Christina Smylitopoulos

Description
Dr. Christina Smylitopoulos is Associate Professor at the University of Guelph’s School of Fine Art and Music and has published work in the areas of eighteenth-century art and visual culture and the pedagogical capacities of art collections. Recent publications include Artful Encounters: Sites of Visual Inquiry (2021); Spaces of Wonder, Wonder of Space: Encountering the 18Th Century in Image, Object, and Text—a winner of the Leab Exhibition Catalogue Award—and she has written essays for, among others, The Mocking Image: Visual Satire from the 18th Century to Today; RACAR; and The British Art Journal. She was a Postdoctoral Research Associate at the Yale Centre for British Art and selected grants/fellowships/research associateships awarded include SSHRC (IG; IDG; Connection); the Ontario Ministry of Science, Research, and Innovation; Lewis Walpole Library; Huntington Library; Swann Foundation for Caricature and Cartoon (Library of Congress); and the Houghton Library (Harvard).
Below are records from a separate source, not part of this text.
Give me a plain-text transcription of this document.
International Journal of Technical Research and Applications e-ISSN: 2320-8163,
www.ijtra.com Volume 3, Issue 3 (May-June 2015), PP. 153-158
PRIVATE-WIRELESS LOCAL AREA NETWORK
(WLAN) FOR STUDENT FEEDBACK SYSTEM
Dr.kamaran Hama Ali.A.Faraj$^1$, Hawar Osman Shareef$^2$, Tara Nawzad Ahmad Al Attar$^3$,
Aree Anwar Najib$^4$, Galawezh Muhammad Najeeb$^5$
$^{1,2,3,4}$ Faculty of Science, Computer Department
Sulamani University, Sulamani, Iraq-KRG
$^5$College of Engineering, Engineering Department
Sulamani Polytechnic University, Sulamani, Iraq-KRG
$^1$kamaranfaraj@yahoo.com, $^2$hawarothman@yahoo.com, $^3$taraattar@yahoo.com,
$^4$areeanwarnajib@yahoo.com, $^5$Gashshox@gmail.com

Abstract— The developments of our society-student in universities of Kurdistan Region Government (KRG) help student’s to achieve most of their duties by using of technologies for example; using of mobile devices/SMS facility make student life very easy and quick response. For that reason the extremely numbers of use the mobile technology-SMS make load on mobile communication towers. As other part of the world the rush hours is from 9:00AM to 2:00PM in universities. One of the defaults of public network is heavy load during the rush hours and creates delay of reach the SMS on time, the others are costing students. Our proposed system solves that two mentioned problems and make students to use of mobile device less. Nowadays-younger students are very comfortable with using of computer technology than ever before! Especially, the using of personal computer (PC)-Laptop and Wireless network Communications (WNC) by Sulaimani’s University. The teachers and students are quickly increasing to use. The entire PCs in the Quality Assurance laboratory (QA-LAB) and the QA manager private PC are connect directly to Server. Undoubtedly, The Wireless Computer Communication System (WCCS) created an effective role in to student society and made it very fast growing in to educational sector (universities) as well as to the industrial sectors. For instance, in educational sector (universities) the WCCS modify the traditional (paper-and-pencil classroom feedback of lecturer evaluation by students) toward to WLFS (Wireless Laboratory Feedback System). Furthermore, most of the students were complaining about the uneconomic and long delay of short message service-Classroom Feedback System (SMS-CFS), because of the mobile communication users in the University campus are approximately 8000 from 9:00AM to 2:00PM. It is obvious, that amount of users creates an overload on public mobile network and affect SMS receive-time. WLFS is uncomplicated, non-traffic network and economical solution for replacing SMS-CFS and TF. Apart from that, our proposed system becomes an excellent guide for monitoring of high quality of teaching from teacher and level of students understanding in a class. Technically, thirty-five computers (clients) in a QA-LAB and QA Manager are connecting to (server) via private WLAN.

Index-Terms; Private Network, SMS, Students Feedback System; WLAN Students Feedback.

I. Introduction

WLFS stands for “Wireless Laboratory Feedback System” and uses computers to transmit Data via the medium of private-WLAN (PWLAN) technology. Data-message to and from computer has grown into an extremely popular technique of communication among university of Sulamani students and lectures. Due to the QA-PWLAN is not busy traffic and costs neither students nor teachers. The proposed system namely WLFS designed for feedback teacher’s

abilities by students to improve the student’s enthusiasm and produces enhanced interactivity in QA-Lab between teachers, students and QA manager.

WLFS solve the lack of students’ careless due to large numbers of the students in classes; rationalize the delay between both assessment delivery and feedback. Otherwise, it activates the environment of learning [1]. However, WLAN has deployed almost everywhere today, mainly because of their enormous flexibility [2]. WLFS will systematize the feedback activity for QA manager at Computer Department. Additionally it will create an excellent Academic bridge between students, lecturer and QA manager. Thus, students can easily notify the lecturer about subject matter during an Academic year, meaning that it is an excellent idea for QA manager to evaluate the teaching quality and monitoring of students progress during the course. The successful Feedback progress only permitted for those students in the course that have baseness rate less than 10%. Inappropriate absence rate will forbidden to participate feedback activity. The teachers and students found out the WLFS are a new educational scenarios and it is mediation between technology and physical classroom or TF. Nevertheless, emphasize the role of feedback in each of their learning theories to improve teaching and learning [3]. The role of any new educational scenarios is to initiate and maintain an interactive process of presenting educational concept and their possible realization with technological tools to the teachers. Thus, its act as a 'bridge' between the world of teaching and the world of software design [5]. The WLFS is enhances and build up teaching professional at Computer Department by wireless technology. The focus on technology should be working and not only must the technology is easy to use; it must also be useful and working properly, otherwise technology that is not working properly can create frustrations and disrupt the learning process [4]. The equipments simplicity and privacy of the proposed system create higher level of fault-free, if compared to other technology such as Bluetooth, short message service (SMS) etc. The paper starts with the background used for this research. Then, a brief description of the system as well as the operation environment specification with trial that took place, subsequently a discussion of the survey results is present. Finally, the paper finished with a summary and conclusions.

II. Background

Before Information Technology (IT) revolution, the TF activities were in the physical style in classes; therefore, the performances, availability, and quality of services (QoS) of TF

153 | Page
Dr Smylitopoulos was a recipient of the 2019 UGFA Distinguished Professor Award for Excellence in Teaching and a 2014 College of Arts Teaching Excellence Award. Her general teaching interests fall within the latter half of the early modern period, roughly from the mid-seventeenth century to the end of what is commonly referred to as the ‘long eighteenth century’ (the 1830s). This period spans the European Age of Exploration, the Enlightenment, as well as the Revolutionary and the Napoleonic periods. In her courses, students will explore the High Renaissance, the Baroque, the Rococo, Neoclassicism, and Romanticism along with approaches to artistic production that may complicate or defy stylistic categorizations. She also supervises graduate students in the MA in Art History and Visual Culture and a range of undergraduate and graduate experiential learning opportunities.